L. Ron Hubbard: In His Own Voice and L. Ron Hubbard Library Presents
I’m lumping these two together because they were essentially the same show. One looked at the life of L. Ron Hubbard, the other at his writings and speeches.
It seemed like a pretty bold concept, given that L. Ron Hubbard and his church are extremely famous for acting in ways that are in direct opposition to the sentiments being pushed in the shows.
There was a section about Hubbard being appalled that universities and religious institutions don’t give out their information freely. “I have never seen wisdom do any good kept to oneself,” said Hubbard. Which is an odd position to take when you’re famous for founding an organization that allegedly forces its adherents to pay thousands and thousands of dollars in exchange for information.
Elsewhere, someone delivered the message that one of the basic creeds of Scientology is “that all men have inalienable rights to think freely, to talk freely, to write freely their own opinions, and to counter or utter or write upon the opinions of others.” Which is probably one I would be a bit embarrassed to stand behind if I were part of an organization that once attempted to frame a journalist in a bomb plot because she wrote critically about them.
By 6 PM I was getting anxious and panicky. I hadn’t seen any new content in hours. At one point, while making coffee, I heard the voice of the banjo makers and involuntarily yelled “NO!” (It turned out to just be a commercial.)
But then a miracle happened.
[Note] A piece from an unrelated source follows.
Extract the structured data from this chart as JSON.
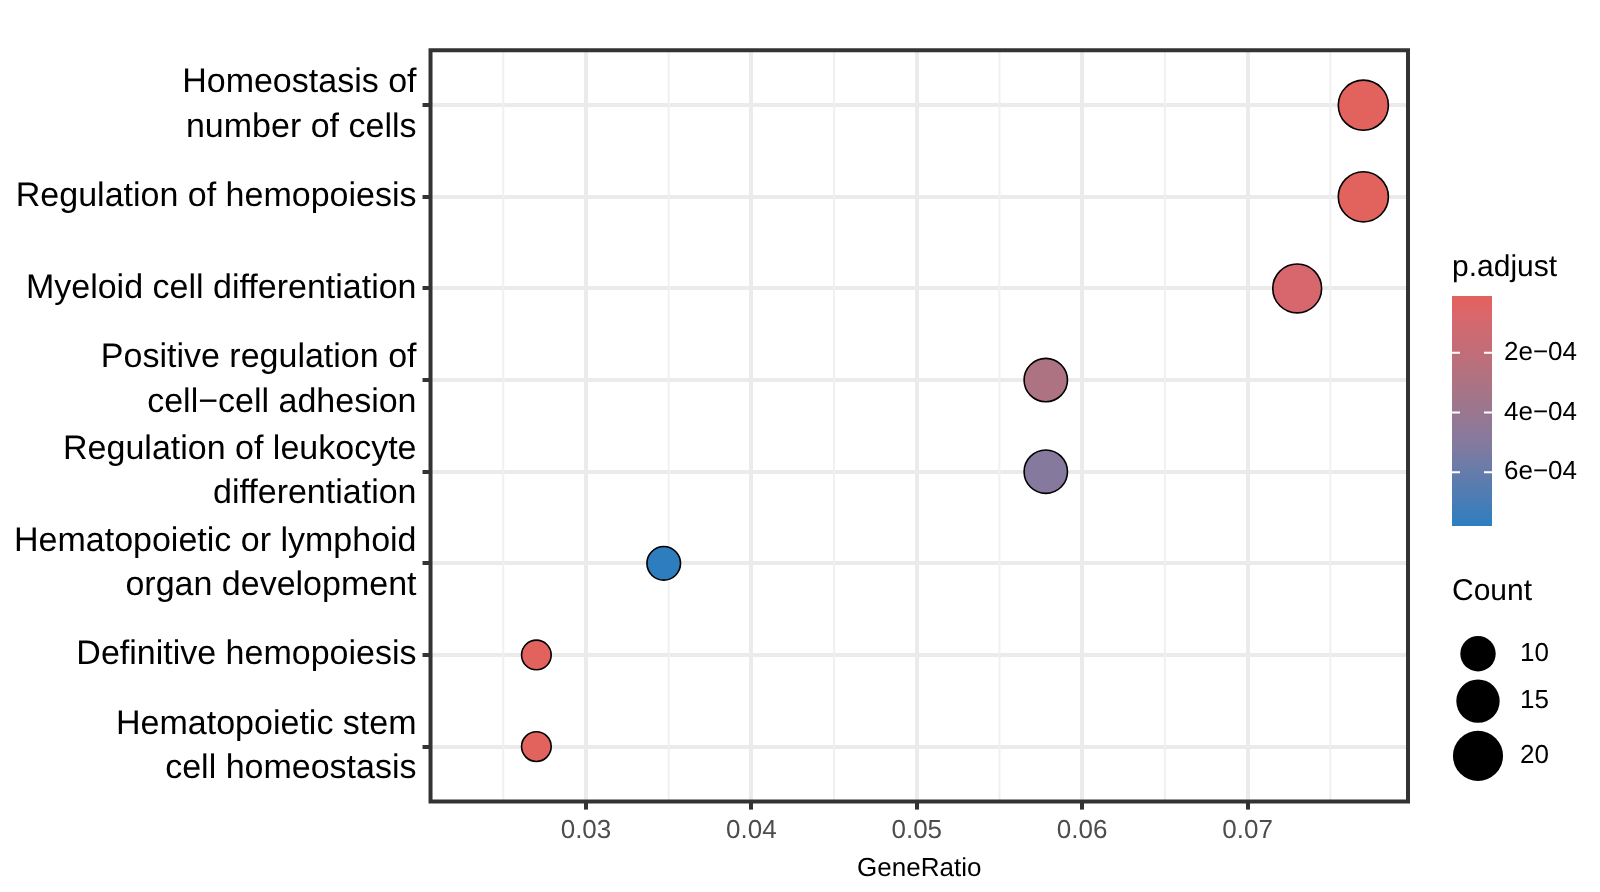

New programming appeared!
I Am a Scientologist
This was by far the worst show on the channel, and the one with the simplest premise: Scientologists from around the world explained how Scientology has helped them in their lives.
Each clip was almost identical, with a Scientologist introducing themselves, saying something to the effect of “Scientology helped me in my career because it made me a better communicator,” then introducing themselves again. Each one lasted about a minute. Each one was agonizingly boring.
I noticed in one of the shots that there was a theater marquee advertising The Other Boleyn Girl, which came out in 2008. Which suggests this footage was shot for something else and re-edited into this nonsense.
Common Sense for Life
This one featured a series of super short (and super dramatic!) films based on a booklet L. Ron Hubbard wrote called The Way to Happiness—which is kinda like Scientology’s version of the Ten Commandments.
This also seemed to have been filmed some time ago. I’m not sure when, exactly, but everything had the same tone and styling as the “Pretty Fly For a White Guy” video.
Eventually, despite the new programming, I started to get sleepy. I spent the final hours of my experiment drifting in and out of sleep on my couch.
I woke up to see a skateboarder rubbing his injured leg against a rail while a voiceover talked about the importance of confronting pain. I woke up to a scene of a woman having an acid flashback during a board meeting. I woke up to people acting out the definition of the word communication” I woke up to a woman saying, “He said he’d love me forever if I smoked crack with him—he lied.”
There are things I remember and I’m unsure if they actually happened, or if I dreamed them. There’s a line in my notes that I don’t remember writing that says: “shot of a fat person accidentally burning down a business.”
When I got into bed at the end of my 24 hours, I had my first nightmare in a long time. An apocalyptic black cloud had enveloped my neighborhood, trapping me inside my house. Then I discovered a man had broken in and started putting up advertising posters in my living room. I noticed a cop outside, and called for help. But when he came inside my house, he started sticking up posters too.
I’m not sure if Scientology inspired it, but it felt poignant.